Harvard Water Vapor (HWV) is an in situ airborne hygrometer developed at Harvard University that measures water vapor mixing ratios in the upper troposphere and lower stratosphere. HWV consists of two instruments with distinctly different methods for detecting water vapor: the Lyman-α photo-fragment fluorescence instrument (LyA) and a tunable diode laser direct absorption instrument (HHH -Harvard Herriott Hygrometer). By combining both instruments, HWV can identify and limit systematic errors while in flight. It provides measurements of water vapor mixing ratio from 1 to 1000 ppmv at a frequency of 1 Hz and with an accuracy of 5%.

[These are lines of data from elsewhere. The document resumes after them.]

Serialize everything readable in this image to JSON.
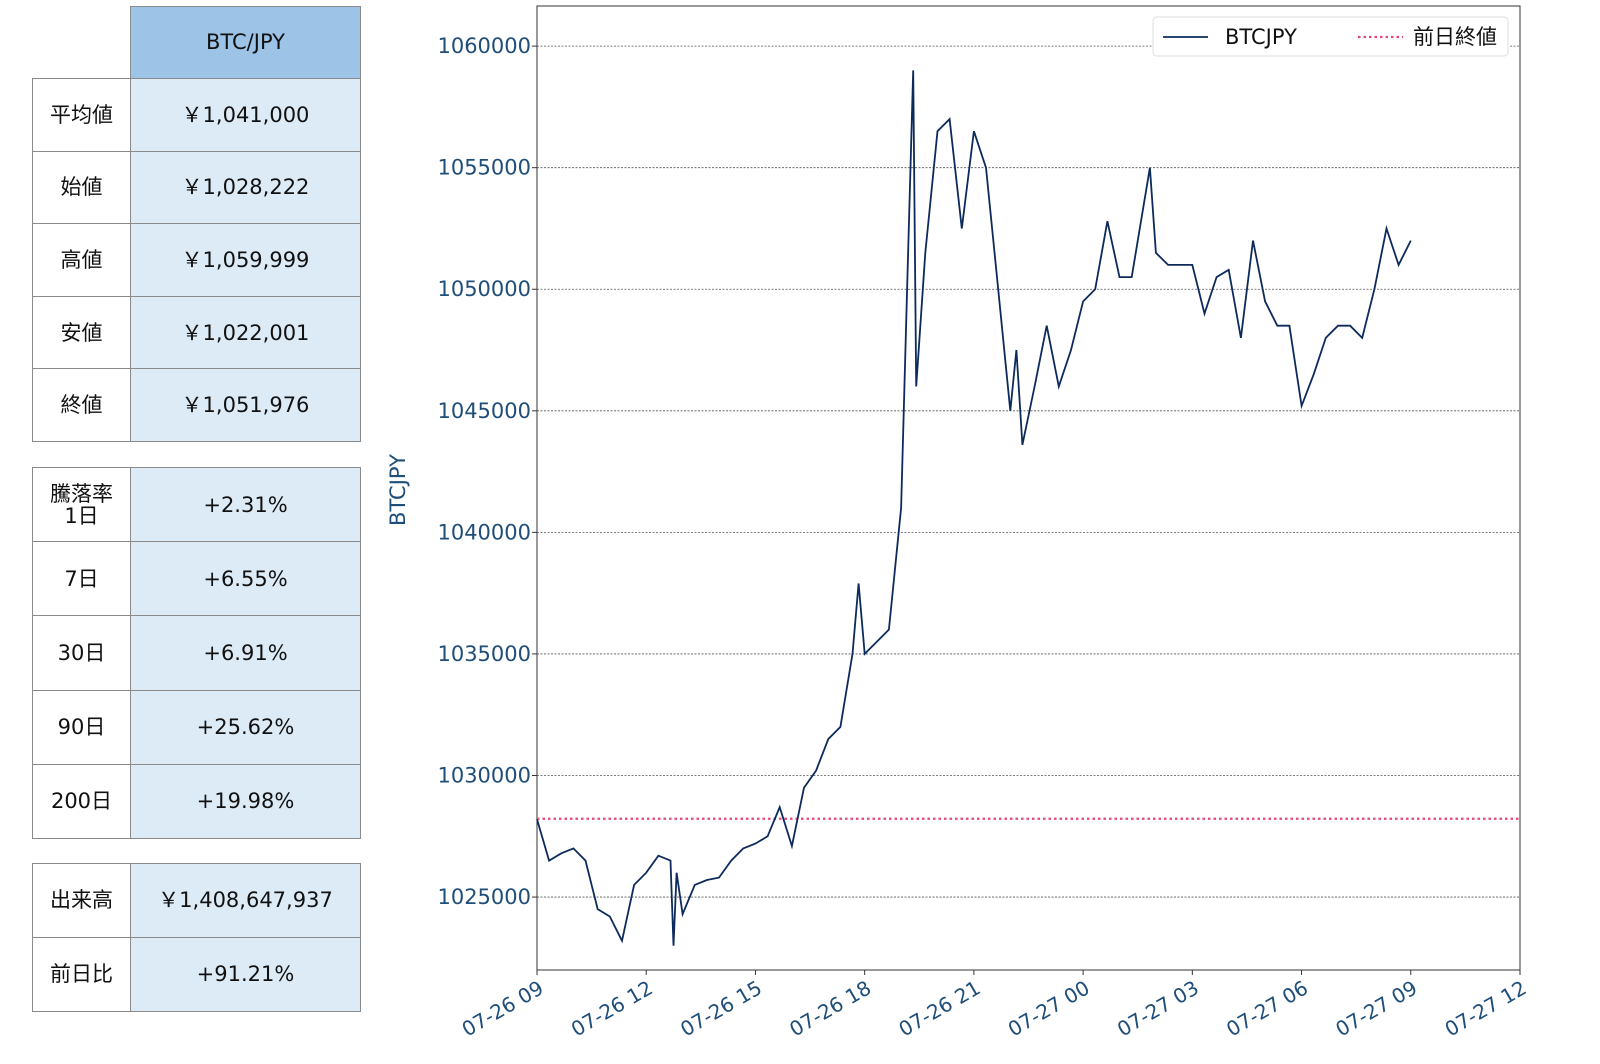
{
  "tables": [
    {
      "header": "BTC/JPY",
      "rows": [
        [
          "平均値",
          "￥1,041,000"
        ],
        [
          "始値",
          "￥1,028,222"
        ],
        [
          "高値",
          "￥1,059,999"
        ],
        [
          "安値",
          "￥1,022,001"
        ],
        [
          "終値",
          "￥1,051,976"
        ]
      ]
    },
    {
      "rows": [
        [
          "騰落率\n1日",
          "+2.31%"
        ],
        [
          "7日",
          "+6.55%"
        ],
        [
          "30日",
          "+6.91%"
        ],
        [
          "90日",
          "+25.62%"
        ],
        [
          "200日",
          "+19.98%"
        ]
      ]
    },
    {
      "rows": [
        [
          "出来高",
          "￥1,408,647,937"
        ],
        [
          "前日比",
          "+91.21%"
        ]
      ]
    }
  ],
  "chart_data": {
    "type": "line",
    "y_label": "BTCJPY",
    "xlim": [
      "07-26 09",
      "07-27 12"
    ],
    "xticks": [
      "07-26 09",
      "07-26 12",
      "07-26 15",
      "07-26 18",
      "07-26 21",
      "07-27 00",
      "07-27 03",
      "07-27 06",
      "07-27 09",
      "07-27 12"
    ],
    "ylim": [
      1022000,
      1061650
    ],
    "yticks": [
      1025000,
      1030000,
      1035000,
      1040000,
      1045000,
      1050000,
      1055000,
      1060000
    ],
    "grid": true,
    "legend": "upper right",
    "x": [
      "07-26 09:00",
      "07-26 09:20",
      "07-26 09:40",
      "07-26 10:00",
      "07-26 10:20",
      "07-26 10:40",
      "07-26 11:00",
      "07-26 11:20",
      "07-26 11:40",
      "07-26 12:00",
      "07-26 12:20",
      "07-26 12:40",
      "07-26 12:45",
      "07-26 12:50",
      "07-26 13:00",
      "07-26 13:20",
      "07-26 13:40",
      "07-26 14:00",
      "07-26 14:20",
      "07-26 14:40",
      "07-26 15:00",
      "07-26 15:20",
      "07-26 15:40",
      "07-26 16:00",
      "07-26 16:20",
      "07-26 16:40",
      "07-26 17:00",
      "07-26 17:20",
      "07-26 17:40",
      "07-26 17:50",
      "07-26 18:00",
      "07-26 18:20",
      "07-26 18:40",
      "07-26 19:00",
      "07-26 19:10",
      "07-26 19:20",
      "07-26 19:25",
      "07-26 19:40",
      "07-26 20:00",
      "07-26 20:20",
      "07-26 20:40",
      "07-26 21:00",
      "07-26 21:20",
      "07-26 21:40",
      "07-26 22:00",
      "07-26 22:10",
      "07-26 22:20",
      "07-26 22:40",
      "07-26 23:00",
      "07-26 23:20",
      "07-26 23:40",
      "07-27 00:00",
      "07-27 00:20",
      "07-27 00:40",
      "07-27 01:00",
      "07-27 01:20",
      "07-27 01:50",
      "07-27 02:00",
      "07-27 02:20",
      "07-27 02:40",
      "07-27 03:00",
      "07-27 03:20",
      "07-27 03:40",
      "07-27 04:00",
      "07-27 04:20",
      "07-27 04:40",
      "07-27 05:00",
      "07-27 05:20",
      "07-27 05:40",
      "07-27 06:00",
      "07-27 06:20",
      "07-27 06:40",
      "07-27 07:00",
      "07-27 07:20",
      "07-27 07:40",
      "07-27 08:00",
      "07-27 08:20",
      "07-27 08:40",
      "07-27 09:00"
    ],
    "series": [
      {
        "name": "BTCJPY",
        "color": "#0d2a5c",
        "values": [
          1028200,
          1026500,
          1026800,
          1027000,
          1026500,
          1024500,
          1024200,
          1023200,
          1025500,
          1026000,
          1026700,
          1026500,
          1023000,
          1026000,
          1024300,
          1025500,
          1025700,
          1025800,
          1026500,
          1027000,
          1027200,
          1027500,
          1028700,
          1027100,
          1029500,
          1030200,
          1031500,
          1032000,
          1035000,
          1037900,
          1035000,
          1035500,
          1036000,
          1041000,
          1050000,
          1059000,
          1046000,
          1051500,
          1056500,
          1057000,
          1052500,
          1056500,
          1055000,
          1050000,
          1045000,
          1047500,
          1043600,
          1046000,
          1048500,
          1046000,
          1047500,
          1049500,
          1050000,
          1052800,
          1050500,
          1050500,
          1055000,
          1051500,
          1051000,
          1051000,
          1051000,
          1049000,
          1050500,
          1050800,
          1048000,
          1052000,
          1049500,
          1048500,
          1048500,
          1045200,
          1046500,
          1048000,
          1048500,
          1048500,
          1048000,
          1050000,
          1052500,
          1051000,
          1052000
        ]
      }
    ],
    "reference_line": {
      "name": "前日終値",
      "value": 1028222,
      "color": "#e8457a"
    }
  }
}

The JPL Laser Hygrometer (JLH) is an in situ airborne hygrometer developed at the Jet Propulsion Laboratory (JPL). It uses a tunable diode laser that operates at 1.37 μm to measure atmospheric water vapor in the upper troposphere and lower stratosphere. JLH has a minimum spatial resolution of 25 m and a detection range of 1 to 500 ppmv. It has a typical sampling rate of 1 Hz and can provide measurements at a precision of 0.05 ppmv.

The Cloud Physics Lidar (CPL) is an airborne lidar system designed specifically to provide multi-wavelength measurements of cirrus clouds, sub-visual cirrus clouds, and aerosols. It measures lidar backscatter across three wavelengths: 355 nm, 532 nm, and 1064 nm. These measurements can be used to derive cloud optical depth, particle size distribution, extinction profiles, aerosol layers, and other properties. CPL has a vertical resolution of 30 m and a typical horizontal resolution of 200 m.

The Meteorological Measurement System (MMS) is an in situ airborne instrument used for measuring atmospheric state parameters. MMS provides high-resolution and accurate measurements of atmospheric pressure, temperature, and wind direction/speed immediately around the plane. Additional parameters can be derived such as potential temperature, true airspeed, turbulence dissipation rate, and Reynolds number. Measurements of all parameters are typically collected at a rate of 20 Hz.

The Scanning High-resolution Interferometer Sounder (S-HIS) is an airborne cross-track scanning interferometer developed by the Space Science and Engineering Center at the University of Wisconsin-Madison. It measures the emitted thermal radiation between 3.3 and 18 microns at high spectral resolution. These measurements can be used to derive atmospheric profiles of temperature and water vapor in clear-sky conditions. S-HIS has a spatial resolution of 2 km and a swath width of 40 km at an altitude of 20 km at nadir. It has a sampling frequency of 0.5 s and an absolute radiance accuracy of 0.2 K.